AAI Urges Fourth Circuit to Correct District Court’s Erroneous Readings of Supreme Court Precedent that Risk Giving Free Pass to Monopolists in Regulated Industries

On March 20, 2023, AAI filed an amicus brief in the Fourth Circuit in support of NTE Carolinas’ appeal of the district court’s grant of summary judgment on its Section 2 claims against Duke Energy. The brief argues that the district court made two crucial mistakes in its analysis that mandate reversal — failing to consider the cumulative anticompetitive effects of Duke Energy’s conduct in thwarting development of NTE’s competing electricity generating plant and applying an incorrect and overly stringent test for NTE’s refusal to deal claim.

On the first issue, AAI pointed out that the district court opinion wrongly required that each aspect of Duke Energy’s conduct in obstructing the Reidsville plant individually satisfy the requirements for Section 2 liability. AAI argued that this analysis ignored entirely the cumulative effect of the conduct and thus failed to follow clear precedent from the Supreme Court. AAI noted that the failure to do so in this case was particularly problematic because NTE alleged a series of interrelated and mutually reinforcing actions as part of Duke Energy’s self-described “combat strategy” to “stop the NTE train.”

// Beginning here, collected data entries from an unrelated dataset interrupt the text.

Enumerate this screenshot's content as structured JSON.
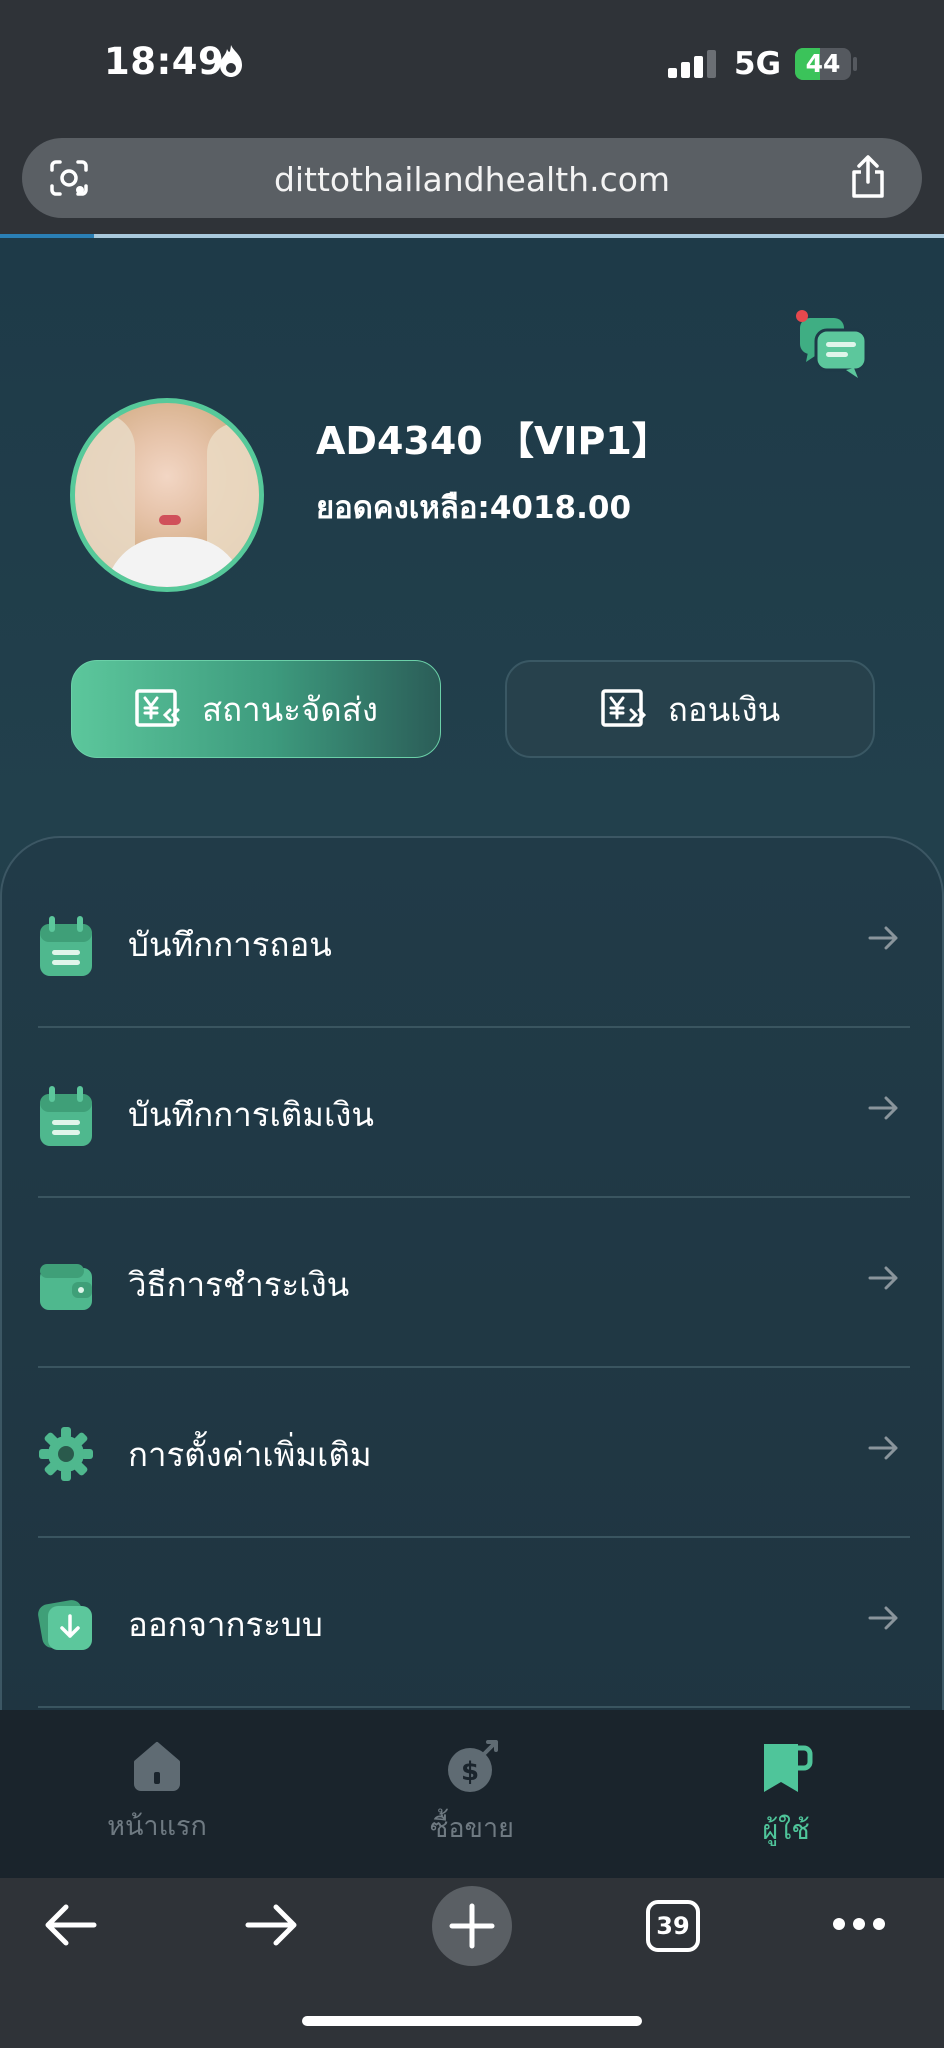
{
  "status_bar": {
    "time": "18:49",
    "network": "5G",
    "battery": "44",
    "battery_level": 0.44
  },
  "browser": {
    "url": "dittothailandhealth.com",
    "tabs_count": "39"
  },
  "profile": {
    "name": "AD4340 【VIP1】",
    "balance": "ยอดคงเหลือ:4018.00"
  },
  "actions": {
    "shipping_status": "สถานะจัดส่ง",
    "withdraw": "ถอนเงิน"
  },
  "menu": [
    {
      "label": "บันทึกการถอน",
      "icon": "calendar-icon"
    },
    {
      "label": "บันทึกการเติมเงิน",
      "icon": "calendar-icon"
    },
    {
      "label": "วิธีการชำระเงิน",
      "icon": "wallet-icon"
    },
    {
      "label": "การตั้งค่าเพิ่มเติม",
      "icon": "gear-icon"
    },
    {
      "label": "ออกจากระบบ",
      "icon": "logout-icon"
    }
  ],
  "tabbar": [
    {
      "label": "หน้าแรก",
      "icon": "home-icon",
      "active": false
    },
    {
      "label": "ซื้อขาย",
      "icon": "dollar-trade-icon",
      "active": false
    },
    {
      "label": "ผู้ใช้",
      "icon": "user-bookmark-icon",
      "active": true
    }
  ],
  "colors": {
    "accent": "#4fc59a",
    "background": "#1e3a48",
    "chrome": "#2f3338"
  }
}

On the refusal to deal issue, AAI argued that the district court misapplied the Supreme Court precedent in both Trinko and Aspen Skiing by requiring that NTE show a voluntary prior course of conduct at a retail price. In so doing, the district court misread Trinko as granting blanket immunity for monopolists in regulated industries and read unnecessary, fact-specific requirements into the Aspen Skiing analysis of refusal to deal claims. AAI argued that the district court, by making regulation outcome determinative, improperly transformed Trinko from a shield against new kinds of antitrust liability into a sword that attacks even well-established antitrust violations. AAI further noted that the district court’s narrow focus on the “voluntariness” of Duke Energy’s prior course of dealing incorrectly applied the analysis in Aspen Skiing.

AAI noted that these misreadings led the district court to overlook clear evidence of anticompetitive intent and effect. As a result, the district court made no demand on Duke Energy to provide any procompetitive justification for its conduct. AAI argued that, given these mistakes, the grant of summary judgment on NTE’s Section 2 claims should be reversed.